NOTE Leah actually called to tell me (!). It had been a frustrating day, with feeds that didn’t work or gave off strange whistling noises, no news, wrong news, good news that didn’t matter, and now this.

UPDATE FDL has the coverage. Needless to say, Chris Dodd is coming out of this looking very, very good. Leahy looks good. Upchuck and DiFi look like shit, Rockefeller looks like a weak-minded weasel, and if Reid somehow allows retroactive immunity back in the bill, it’s going to look like exactly what would be happening: He’d be doing Bush’s work. Please, can we let this play out in the courts, and get Congress involved only if there’s another Federalist Society coup? Thank you.

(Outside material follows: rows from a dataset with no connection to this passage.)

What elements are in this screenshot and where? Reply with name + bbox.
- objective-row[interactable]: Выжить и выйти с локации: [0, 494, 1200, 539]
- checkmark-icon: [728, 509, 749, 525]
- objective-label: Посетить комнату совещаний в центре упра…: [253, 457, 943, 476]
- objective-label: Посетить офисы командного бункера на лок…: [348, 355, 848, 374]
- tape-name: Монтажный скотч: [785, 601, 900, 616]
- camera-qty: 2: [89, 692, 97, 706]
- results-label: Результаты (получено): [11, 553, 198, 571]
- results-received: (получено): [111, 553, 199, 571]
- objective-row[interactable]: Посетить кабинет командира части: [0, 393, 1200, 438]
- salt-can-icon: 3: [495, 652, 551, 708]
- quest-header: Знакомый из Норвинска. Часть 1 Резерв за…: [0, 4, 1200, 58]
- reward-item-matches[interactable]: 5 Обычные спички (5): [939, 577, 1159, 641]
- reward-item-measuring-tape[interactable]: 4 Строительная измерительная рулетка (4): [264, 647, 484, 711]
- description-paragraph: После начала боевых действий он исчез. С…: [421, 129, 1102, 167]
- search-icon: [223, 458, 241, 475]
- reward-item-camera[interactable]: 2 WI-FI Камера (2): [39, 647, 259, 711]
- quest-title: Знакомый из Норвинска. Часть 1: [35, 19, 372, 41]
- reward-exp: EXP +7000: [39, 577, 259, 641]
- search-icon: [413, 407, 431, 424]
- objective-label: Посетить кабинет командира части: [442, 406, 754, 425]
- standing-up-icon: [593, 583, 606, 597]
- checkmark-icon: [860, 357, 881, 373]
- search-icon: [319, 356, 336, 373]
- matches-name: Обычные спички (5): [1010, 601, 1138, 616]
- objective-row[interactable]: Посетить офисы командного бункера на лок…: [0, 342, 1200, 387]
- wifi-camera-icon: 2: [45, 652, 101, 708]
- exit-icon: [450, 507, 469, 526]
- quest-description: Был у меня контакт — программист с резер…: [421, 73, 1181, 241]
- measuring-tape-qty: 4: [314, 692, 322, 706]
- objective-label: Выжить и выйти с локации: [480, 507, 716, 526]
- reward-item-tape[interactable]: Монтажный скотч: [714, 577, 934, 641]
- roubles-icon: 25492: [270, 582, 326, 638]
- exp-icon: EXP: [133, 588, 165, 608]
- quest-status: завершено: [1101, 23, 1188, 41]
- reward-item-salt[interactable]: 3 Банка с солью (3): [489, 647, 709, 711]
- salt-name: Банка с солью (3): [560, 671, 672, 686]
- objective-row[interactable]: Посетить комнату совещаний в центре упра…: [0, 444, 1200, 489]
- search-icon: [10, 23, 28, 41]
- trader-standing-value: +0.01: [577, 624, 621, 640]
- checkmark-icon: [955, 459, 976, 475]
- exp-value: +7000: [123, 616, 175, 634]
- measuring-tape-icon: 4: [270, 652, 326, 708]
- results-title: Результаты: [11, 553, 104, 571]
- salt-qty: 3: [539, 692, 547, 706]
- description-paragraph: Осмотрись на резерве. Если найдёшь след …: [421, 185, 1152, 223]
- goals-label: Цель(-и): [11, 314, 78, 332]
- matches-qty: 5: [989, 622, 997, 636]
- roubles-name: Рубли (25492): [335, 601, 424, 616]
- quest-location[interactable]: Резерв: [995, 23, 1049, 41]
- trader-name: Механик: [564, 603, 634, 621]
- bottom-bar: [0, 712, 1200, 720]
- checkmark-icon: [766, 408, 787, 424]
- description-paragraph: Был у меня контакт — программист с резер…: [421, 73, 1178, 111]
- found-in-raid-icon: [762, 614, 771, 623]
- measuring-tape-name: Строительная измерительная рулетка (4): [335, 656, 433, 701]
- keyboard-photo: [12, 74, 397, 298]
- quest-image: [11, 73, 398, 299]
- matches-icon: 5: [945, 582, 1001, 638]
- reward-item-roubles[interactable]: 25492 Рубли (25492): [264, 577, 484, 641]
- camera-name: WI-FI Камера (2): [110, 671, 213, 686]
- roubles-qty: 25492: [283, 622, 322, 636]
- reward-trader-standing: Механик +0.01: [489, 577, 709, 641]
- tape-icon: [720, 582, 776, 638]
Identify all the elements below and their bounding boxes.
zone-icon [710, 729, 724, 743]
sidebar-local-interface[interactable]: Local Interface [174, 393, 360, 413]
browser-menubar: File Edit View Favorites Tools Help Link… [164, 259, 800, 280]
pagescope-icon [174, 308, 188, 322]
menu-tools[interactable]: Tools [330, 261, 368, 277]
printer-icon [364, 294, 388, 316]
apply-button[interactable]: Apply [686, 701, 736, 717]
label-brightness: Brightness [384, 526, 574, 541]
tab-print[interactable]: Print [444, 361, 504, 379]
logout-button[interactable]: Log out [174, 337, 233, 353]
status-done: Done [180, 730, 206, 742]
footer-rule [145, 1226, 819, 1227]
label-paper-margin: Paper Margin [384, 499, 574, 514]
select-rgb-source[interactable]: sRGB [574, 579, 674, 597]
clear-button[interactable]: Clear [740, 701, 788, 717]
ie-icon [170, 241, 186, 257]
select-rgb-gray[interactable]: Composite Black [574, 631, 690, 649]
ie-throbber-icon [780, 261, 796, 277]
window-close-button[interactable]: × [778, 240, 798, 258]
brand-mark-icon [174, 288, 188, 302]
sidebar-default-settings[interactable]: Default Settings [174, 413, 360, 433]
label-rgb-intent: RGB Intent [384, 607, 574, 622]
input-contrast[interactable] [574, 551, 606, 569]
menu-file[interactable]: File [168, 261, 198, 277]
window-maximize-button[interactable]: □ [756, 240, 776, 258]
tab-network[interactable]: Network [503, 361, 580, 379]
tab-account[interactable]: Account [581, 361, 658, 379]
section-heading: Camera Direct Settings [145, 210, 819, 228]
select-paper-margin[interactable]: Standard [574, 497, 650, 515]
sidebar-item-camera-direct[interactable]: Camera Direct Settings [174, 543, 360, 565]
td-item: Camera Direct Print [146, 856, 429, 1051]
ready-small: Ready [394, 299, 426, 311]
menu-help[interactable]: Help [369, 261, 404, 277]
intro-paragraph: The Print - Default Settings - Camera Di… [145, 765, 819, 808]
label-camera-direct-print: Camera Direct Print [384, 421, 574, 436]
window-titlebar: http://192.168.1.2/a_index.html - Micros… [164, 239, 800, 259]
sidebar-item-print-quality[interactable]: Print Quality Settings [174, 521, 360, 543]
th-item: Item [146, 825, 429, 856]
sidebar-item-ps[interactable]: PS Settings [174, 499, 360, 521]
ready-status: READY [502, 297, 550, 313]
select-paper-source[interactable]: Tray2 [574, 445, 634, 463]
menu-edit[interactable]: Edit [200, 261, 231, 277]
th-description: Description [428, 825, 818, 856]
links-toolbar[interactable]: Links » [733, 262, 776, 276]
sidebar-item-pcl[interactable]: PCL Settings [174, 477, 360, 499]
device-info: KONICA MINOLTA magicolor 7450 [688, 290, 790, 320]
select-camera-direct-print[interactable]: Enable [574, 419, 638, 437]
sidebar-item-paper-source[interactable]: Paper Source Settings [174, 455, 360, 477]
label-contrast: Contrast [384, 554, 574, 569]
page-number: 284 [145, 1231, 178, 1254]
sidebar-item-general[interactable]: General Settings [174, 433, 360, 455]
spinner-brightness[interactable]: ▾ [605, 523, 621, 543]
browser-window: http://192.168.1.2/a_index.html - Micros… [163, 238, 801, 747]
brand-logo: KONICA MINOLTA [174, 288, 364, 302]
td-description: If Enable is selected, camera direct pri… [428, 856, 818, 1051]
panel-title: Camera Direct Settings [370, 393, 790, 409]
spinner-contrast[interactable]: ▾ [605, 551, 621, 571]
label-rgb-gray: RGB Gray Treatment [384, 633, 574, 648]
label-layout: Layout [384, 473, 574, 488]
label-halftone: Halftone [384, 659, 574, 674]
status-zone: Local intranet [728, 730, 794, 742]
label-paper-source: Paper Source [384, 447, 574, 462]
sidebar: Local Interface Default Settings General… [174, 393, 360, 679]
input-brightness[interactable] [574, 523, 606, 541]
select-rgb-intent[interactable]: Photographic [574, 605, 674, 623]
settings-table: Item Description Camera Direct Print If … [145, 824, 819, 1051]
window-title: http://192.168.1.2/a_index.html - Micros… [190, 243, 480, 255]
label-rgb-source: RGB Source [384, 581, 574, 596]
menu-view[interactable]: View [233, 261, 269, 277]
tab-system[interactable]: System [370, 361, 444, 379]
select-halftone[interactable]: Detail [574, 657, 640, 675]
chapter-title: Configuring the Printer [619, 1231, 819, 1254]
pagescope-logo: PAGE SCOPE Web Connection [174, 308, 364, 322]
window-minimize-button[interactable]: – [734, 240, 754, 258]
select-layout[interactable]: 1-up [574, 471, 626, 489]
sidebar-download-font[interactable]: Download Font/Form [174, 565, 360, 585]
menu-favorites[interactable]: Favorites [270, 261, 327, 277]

UPDATE Now, it’s down to Harry, and in two ways: Whether the good Leahy bill gets “reconciled” with the evil Rockefeller bill, and whether it can be filibustered:

The Intelligence Committee bill includes an immunity clause. Sens. Feinstein and Whitehouse sit on the committee and voted in favor of telephone immunity there, too.

Reid does have the prerogative of reconciling the two versions of the bill before it reaches the floor, they said.

If it is the version approved by the Judiciary Committee, then Republicans and the handful of Democrats known to favor giving the telephone companies immunity could have to introduce an amendment to the legislation on the floor of the Senate.

Reid would decide whether such an amendment would require a normal cloture vote of 60 votes or a straight majority of 51 votes to be reattached to the legislation, lobbyists said.

Glenn agrees. It’s down to Harry, now.